At the end of the 16th century the Dutch had vastly expanded their maritime explorations. They spanned to Asia, the Mediterranean, and across the Atlantic. The Dutch were making their way to become a major world power. In 1595, Dutch voyages to Asia began with Cornelis de Houtman. The night before his voyage began, the Dutch had already established four trading networks within the Transatlantic. These networks included Spain with Spanish America and Portugal with their Brazilian colonial holding.

== Transition to trade of non-competitive goods ==

Non-competitive goods are referred to as: goods that are produced in only one spot. Non-competitive goods include: sugar and tobacco from the Caribbean, tea, pepper, camphor, spices, sandalwood and teak wood from Southeast Asia, cinnamon and cloves from Ceylon, and Chinese and Japanese porcelain and silk. The Netherlands were becoming a melting pot for religious acceptation and variation. The goods they produced were affected by the religions of those who had migrated into their lands. The Dutch were able to overcome their Portuguese rival by manifesting such effort into the trade of these particular goods.

Some historians argue that sugar acted as the product that drove the expansion into the Atlantic by the Dutch. This trade pressured the Dutch to gain access to Brazil from South America. In 1585, Philip II gave permission to Dutch rebels to take ships to Brazil in order to conduct business as a favor to Spanish Merchants. They originally sent three ships. A few years later, 14 Dutch ships continued sailing to Brazil, carrying cargo for these Spanish merchants. In between times of war, these ships frequently had to stop at a neutral country mid-trip and adopt a new nationality for the time being. By the late of the 1590s, approximately eighteen Dutch ships had gained access to Brazil. These ships would bring back mostly sugar, but also Brazilian wood, cotton, and ginger.

== 17th century Dutch trade ==

A truce that occurred amongst the Dutch Republic and Spain in 1609 opened up trade access to the Mediterranean to the Dutch.

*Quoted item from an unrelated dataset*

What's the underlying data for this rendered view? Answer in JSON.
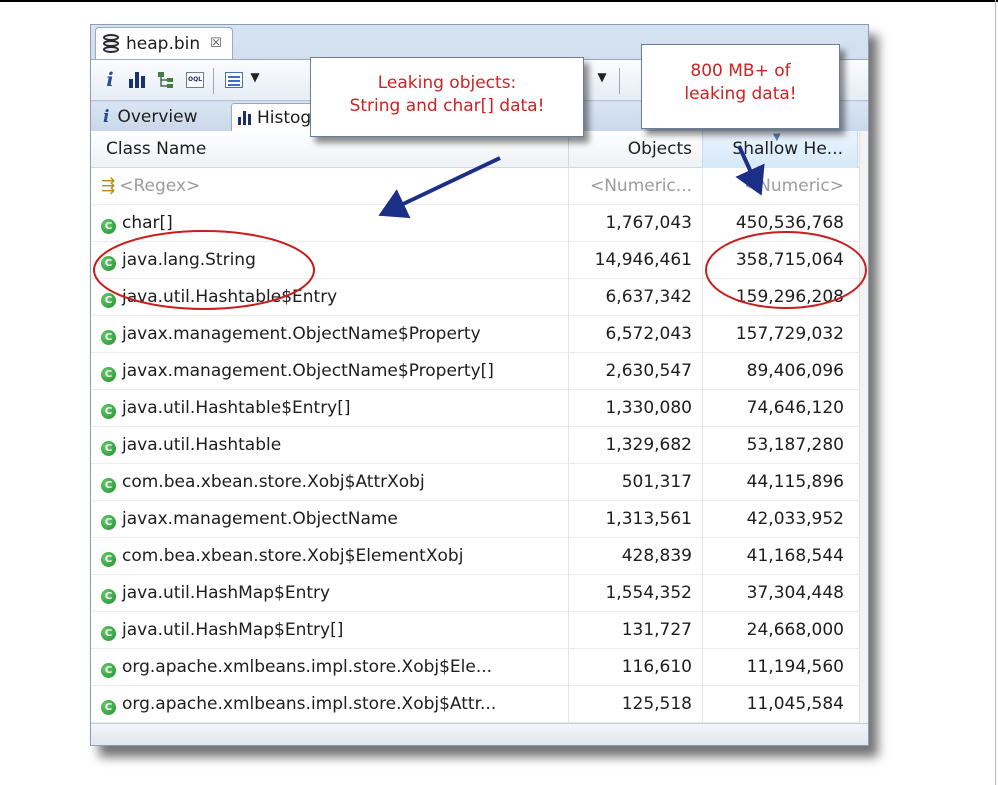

This was the first time Dutch ships had gained such access since they had entered into trade with Asia. The Dutch East India Company was established in 1602. It is also referred to as the VOC. This company was a crucial tool used to control Dutch colonial and commercial trade affairs. Investors within the company were granted an allotted percentage of profits depending on the sum of the capital invested. With the help of this company, the Dutch expanded their occupation to Cape Town, Ceylon, and Malacca. They also established posts for trading in the latter two places. VOC imports into Europe consisted largely of spices, tea, coffee, drugs, perfumes, dyestuffs, sugar, and saltpeter. Half to two-thirds of the worth of Asian goods imported into Europe were accounted for in Dutch exports of precious metals. It wasn’t long before other nations caught onto this business and followed the Dutch trend. In the beginning of the 17th century, a round-trip from Europe to the East Indies during this time cost between thirty and thirty-two Euros per ton. Halfway through the 17th century, though, prices dropped to between sixteen and twenty-three euros per ton. The fall in price was due to the Dutch having to deal with Asian revolts in their local waters, building forts, conferring agreements, displaying the flag, and often keeping away their fellow European competitors. All of these conflicts occurred leading up to 1640. In the time following, the Dutch East India Company developed a smaller fleet of ships to deal with these problems.

During the truce, the Dutch also began producing their own tobacco. They had originally 'bartered' with the Indians for tobacco, but after they expanded to the West Indies they began to produce their own. Before long, the Dutch were on par with the Spaniards in terms of how much tobacco they made. This product trade also established Dutch connections with Virginia. A huge segment of trade of Virginia tobacco fell into the Dutch realm. At the beginning of the 17th century, the center of Northern European tobacco trade was located in Zeeland.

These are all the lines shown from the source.